In sober truth, however, the administration of Government really rests with the Chief Secretary in recent times, although it was not so before the advent of Mr. Foster. Men like Lord Naas, Sir Robert Peel the younger, and Mr. Chichester Fortescue—afterwards Lord Carlingford—were mere official cyphers, but after Mr. Gladstone’s 1880 ministry this has never been the case.
Of Sir Robert Peel it was wittily said that when Chief Secretary he went through the country on an outside car, which made him take a one-sided view of the Irish question.
Lord Morris said to an inquiring Scottish M.P.:—
’Did you ever know a Scottish Secretary who was not Scottish, or an Irish Secretary who was Irish?’
‘No,’ said the Scotsman.
’Well, go home and moralise over that as a possible solution of some Irish difficulties, for may be, if an Irishman was sent over, by accident, to be Chief Secretary, the official would not fall into the mistake of trying to reconcile the irerconcilable.’
And to my mind Lord Morris had the last word in every sense.
Mr.
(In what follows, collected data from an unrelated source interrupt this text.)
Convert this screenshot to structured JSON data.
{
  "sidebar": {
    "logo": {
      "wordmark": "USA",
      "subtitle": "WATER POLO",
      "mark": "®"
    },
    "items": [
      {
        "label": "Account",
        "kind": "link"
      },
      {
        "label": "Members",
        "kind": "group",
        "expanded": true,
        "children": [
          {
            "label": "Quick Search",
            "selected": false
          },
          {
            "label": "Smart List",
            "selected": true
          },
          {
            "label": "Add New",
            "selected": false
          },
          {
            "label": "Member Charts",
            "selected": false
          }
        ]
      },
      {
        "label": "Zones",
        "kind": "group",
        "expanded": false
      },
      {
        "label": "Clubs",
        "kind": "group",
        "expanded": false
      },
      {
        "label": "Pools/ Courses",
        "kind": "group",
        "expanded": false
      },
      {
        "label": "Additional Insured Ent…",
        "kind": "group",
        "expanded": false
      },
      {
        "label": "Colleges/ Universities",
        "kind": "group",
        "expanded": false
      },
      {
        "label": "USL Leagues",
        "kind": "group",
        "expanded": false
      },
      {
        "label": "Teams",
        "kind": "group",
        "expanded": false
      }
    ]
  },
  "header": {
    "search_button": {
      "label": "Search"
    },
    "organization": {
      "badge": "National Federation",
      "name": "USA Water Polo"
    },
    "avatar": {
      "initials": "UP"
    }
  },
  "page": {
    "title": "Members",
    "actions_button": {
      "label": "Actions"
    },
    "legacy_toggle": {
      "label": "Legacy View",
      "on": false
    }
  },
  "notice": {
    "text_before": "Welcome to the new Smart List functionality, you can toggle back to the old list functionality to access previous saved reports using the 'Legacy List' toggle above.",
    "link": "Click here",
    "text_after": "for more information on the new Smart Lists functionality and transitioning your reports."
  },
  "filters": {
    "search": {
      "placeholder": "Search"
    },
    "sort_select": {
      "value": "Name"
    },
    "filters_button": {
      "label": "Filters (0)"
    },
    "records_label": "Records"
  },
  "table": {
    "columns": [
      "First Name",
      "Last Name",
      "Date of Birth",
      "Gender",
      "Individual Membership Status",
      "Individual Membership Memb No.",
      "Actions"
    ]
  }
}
W.E. Forster was far too honest to be the tool of Mr. Gladstone’s Hibernian dishonesty. He was perfectly fearless, but, beneath his rugged exterior, deeply sensitive. He winced under ‘buckshot,’ and many other epithets; but abuse and danger alike never prevented him from doing what he had to do to the best of his ability. His earliest acquaintance with Ireland had been in the famine, when he was one of the deputation of succour organised by the Society of Friends, and everybody who has read Mr. Morley’s Life of Cobden will remember the appreciation of their efforts by the great free-trader.
Mr. Forster did not think the Irish administration should be all ’a scuffle and a scramble,’ and he inaugurated a reversal of the old balance between Lord-Lieutenants and Chief Secretaries which has never been subsequently changed. Indeed, it is often only the latter who has a seat in the Cabinet. He was the victim of many misapprehensions—the bulk of them wilful—but one which worried him was a widespread conviction that he was a slow man. His delivery was slow, his manner deliberate, and he did not lightly give an opinion. Yet emphatically he was not a slow man, and as an instance may be stated the fact that he elaborated his scheme of decentralising the powers of the Irish Government in a single evening in December 1881. I know he was harassed, nay, martyrised, beyond endurance, through the evasive volubility of Mr. Gladstone, which, both by mouth and letter, formed a heavier burden than all the Irish attacks; but he was a just and conscientious man, and I never heard of a case where appeal was made to him on which he did not act as reasonably as was compatible with loyalty to such a Prime Minister.
His courage in walking unarmed and without police escort in Tulla and Athenry was as great as ever was displayed by a knight-errant of old. The Nationalist papers, no longer able to taunt him with cowardice, took to declaring him to be a person notorious for ferocious brutality.